Sebanyak 19 kendaraan ditindak karena berbagai pelanggaran, mulai dari tidak laik jalan hingga tidak membawa bukti uji pemeriksaan atau uji kendaraan bermotor (KIR).
Emiral menyebutkan razia itu merupakan bagian dari kegiatan rutin pengawasan kendaraan di wilayah Jakarta Timur.
"Hari ini, kami melakukan penertiban dan pemeriksaan surat-surat kendaraan dalam giat Lintas Jaya.
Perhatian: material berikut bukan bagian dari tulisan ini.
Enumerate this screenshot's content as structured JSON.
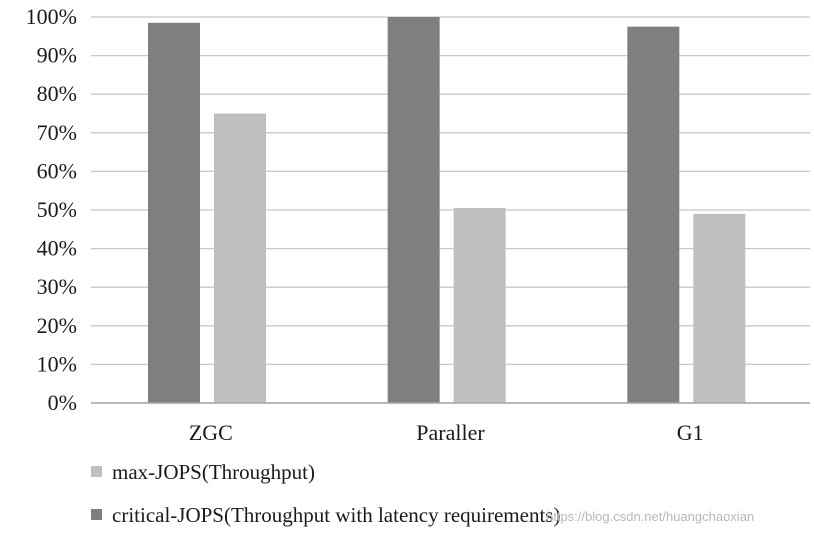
{
  "chart_data": {
    "type": "bar",
    "categories": [
      "ZGC",
      "Paraller",
      "G1"
    ],
    "series": [
      {
        "name": "critical-JOPS(Throughput with latency requirements)",
        "color": "#7f7f7f",
        "values": [
          98.5,
          100,
          97.5
        ]
      },
      {
        "name": "max-JOPS(Throughput)",
        "color": "#bfbfbf",
        "values": [
          75,
          50.5,
          49
        ]
      }
    ],
    "y_ticks": [
      "0%",
      "10%",
      "20%",
      "30%",
      "40%",
      "50%",
      "60%",
      "70%",
      "80%",
      "90%",
      "100%"
    ],
    "ylim": [
      0,
      100
    ],
    "grid": true,
    "legend": {
      "placement": "bottom-left",
      "entries": [
        {
          "label": "max-JOPS(Throughput)",
          "color": "#bfbfbf"
        },
        {
          "label": "critical-JOPS(Throughput with latency requirements)",
          "color": "#7f7f7f"
        }
      ]
    },
    "watermark": "https://blog.csdn.net/huangchaoxian"
  }
}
Ada beberapa kendaraan yang kami setop operasi karena tidak laik jalan dan tidak membawa KIR. Selain itu, ada juga yang kami tilang," jelas Emiral.
Selain itu, dia memaparkan, berdasarkan hasil pemeriksaan, sembilan kendaraan dinyatakan tidak memenuhi persyaratan teknis dan administratif sehingga langsung disetop operasinya.
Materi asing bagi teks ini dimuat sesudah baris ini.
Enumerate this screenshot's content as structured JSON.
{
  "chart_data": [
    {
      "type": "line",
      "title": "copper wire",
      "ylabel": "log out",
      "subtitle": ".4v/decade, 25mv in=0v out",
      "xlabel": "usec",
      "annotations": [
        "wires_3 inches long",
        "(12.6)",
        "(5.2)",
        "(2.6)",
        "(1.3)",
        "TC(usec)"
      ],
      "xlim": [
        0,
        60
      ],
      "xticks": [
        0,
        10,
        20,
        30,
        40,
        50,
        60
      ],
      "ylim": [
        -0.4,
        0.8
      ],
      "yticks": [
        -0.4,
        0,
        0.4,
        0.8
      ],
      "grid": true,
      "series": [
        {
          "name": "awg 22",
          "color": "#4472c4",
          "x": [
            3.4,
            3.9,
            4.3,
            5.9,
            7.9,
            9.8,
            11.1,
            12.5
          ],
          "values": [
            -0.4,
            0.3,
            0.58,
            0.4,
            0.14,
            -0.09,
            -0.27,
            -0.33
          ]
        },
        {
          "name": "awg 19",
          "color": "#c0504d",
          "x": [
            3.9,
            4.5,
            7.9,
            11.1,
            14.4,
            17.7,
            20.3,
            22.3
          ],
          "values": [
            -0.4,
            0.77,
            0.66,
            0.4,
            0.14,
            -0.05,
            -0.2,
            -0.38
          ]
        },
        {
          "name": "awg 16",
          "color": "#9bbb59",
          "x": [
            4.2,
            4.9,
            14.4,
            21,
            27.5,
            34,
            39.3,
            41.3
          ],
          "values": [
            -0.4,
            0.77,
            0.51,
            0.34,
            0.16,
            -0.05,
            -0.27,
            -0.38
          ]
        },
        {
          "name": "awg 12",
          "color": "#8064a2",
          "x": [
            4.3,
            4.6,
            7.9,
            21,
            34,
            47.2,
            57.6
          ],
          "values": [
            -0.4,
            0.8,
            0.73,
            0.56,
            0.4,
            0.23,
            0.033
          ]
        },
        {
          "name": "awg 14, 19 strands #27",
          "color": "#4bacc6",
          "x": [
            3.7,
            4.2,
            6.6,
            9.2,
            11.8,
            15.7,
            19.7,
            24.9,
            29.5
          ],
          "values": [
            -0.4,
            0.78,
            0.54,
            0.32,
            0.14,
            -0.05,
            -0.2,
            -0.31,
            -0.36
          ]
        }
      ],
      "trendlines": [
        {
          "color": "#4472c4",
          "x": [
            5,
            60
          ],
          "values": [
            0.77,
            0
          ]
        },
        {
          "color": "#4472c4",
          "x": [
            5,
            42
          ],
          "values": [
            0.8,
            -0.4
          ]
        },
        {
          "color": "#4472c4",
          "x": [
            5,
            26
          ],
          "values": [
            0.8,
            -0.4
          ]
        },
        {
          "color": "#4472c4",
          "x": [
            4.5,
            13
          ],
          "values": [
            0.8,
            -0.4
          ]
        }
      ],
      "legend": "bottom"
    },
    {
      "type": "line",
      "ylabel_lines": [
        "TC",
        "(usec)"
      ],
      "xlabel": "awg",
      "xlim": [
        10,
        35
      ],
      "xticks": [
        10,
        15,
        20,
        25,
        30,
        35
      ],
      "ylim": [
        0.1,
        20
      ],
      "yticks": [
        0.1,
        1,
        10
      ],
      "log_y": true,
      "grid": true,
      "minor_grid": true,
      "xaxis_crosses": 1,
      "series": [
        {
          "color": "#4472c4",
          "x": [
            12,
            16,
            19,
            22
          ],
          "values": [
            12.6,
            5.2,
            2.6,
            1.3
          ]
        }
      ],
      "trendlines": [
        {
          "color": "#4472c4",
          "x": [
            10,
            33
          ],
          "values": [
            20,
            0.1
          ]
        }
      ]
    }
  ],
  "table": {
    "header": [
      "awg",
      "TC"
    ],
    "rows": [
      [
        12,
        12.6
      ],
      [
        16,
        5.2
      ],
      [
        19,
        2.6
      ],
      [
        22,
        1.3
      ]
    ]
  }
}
Kendaraan tersebut kemudian diamankan dan dibawa ke Terminal Pulogebang untuk didata dan ditahan sementara hingga pemiliknya melengkapi persyaratan yang diminta.
"Sembilan kendaraan kami setop operasi dan dikandangkan di Terminal Pulogebang," ucap Emiral.
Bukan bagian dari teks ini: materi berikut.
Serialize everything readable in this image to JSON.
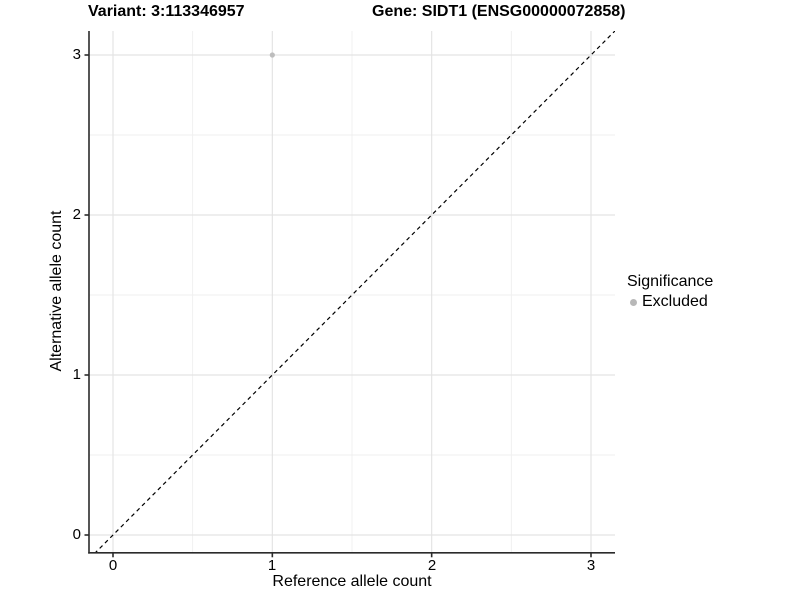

Sementara itu, 10 kendaraan lainnya yang dilakukan penilangan akan diproses lebih lanjut melalui sidang di pengadilan pada Jumat, 27 Februari 2026.
Menurut Emiral, pelanggaran yang ditemukan didominasi kendaraan yang tidak membawa bukti uji KIR serta kendaraan dengan kondisi teknis yang tidak laik jalan.
Kondisi tersebut dinilai berpotensi membahayakan keselamatan pengemudi maupun pengguna jalan lainnya.
Lebih lanjut, dia menegaskan operasi Lintas Jaya bukan merupakan kegiatan insidental, melainkan agenda rutin yang dilaksanakan setiap hari di sejumlah titik berbeda di Jakarta Timur.
Pemilihan lokasi dilakukan secara berpindah guna mempersempit ruang gerak pelanggaran di jalan raya.
"Setiap hari, kami lakukan kegiatan Lintas Jaya dan lokasinya berpindah-pindah. Tujuannya, untuk menekan pelanggaran kendaraan yang tidak laik jalan dan meningkatkan kedisiplinan pengemudi," ujar Emiral.
Dia pun mengimbau para pemilik dan pengemudi kendaraan, khususnya angkutan barang dan penumpang, agar memastikan kelengkapan administrasi serta kondisi kendaraannya sebelum beroperasi.
Pemeriksaan rutin dan kepatuhan terhadap aturan, kata dia, merupakan kunci utama dalam menciptakan lalu lintas yang aman dan tertib di wilayah Jakarta Timur.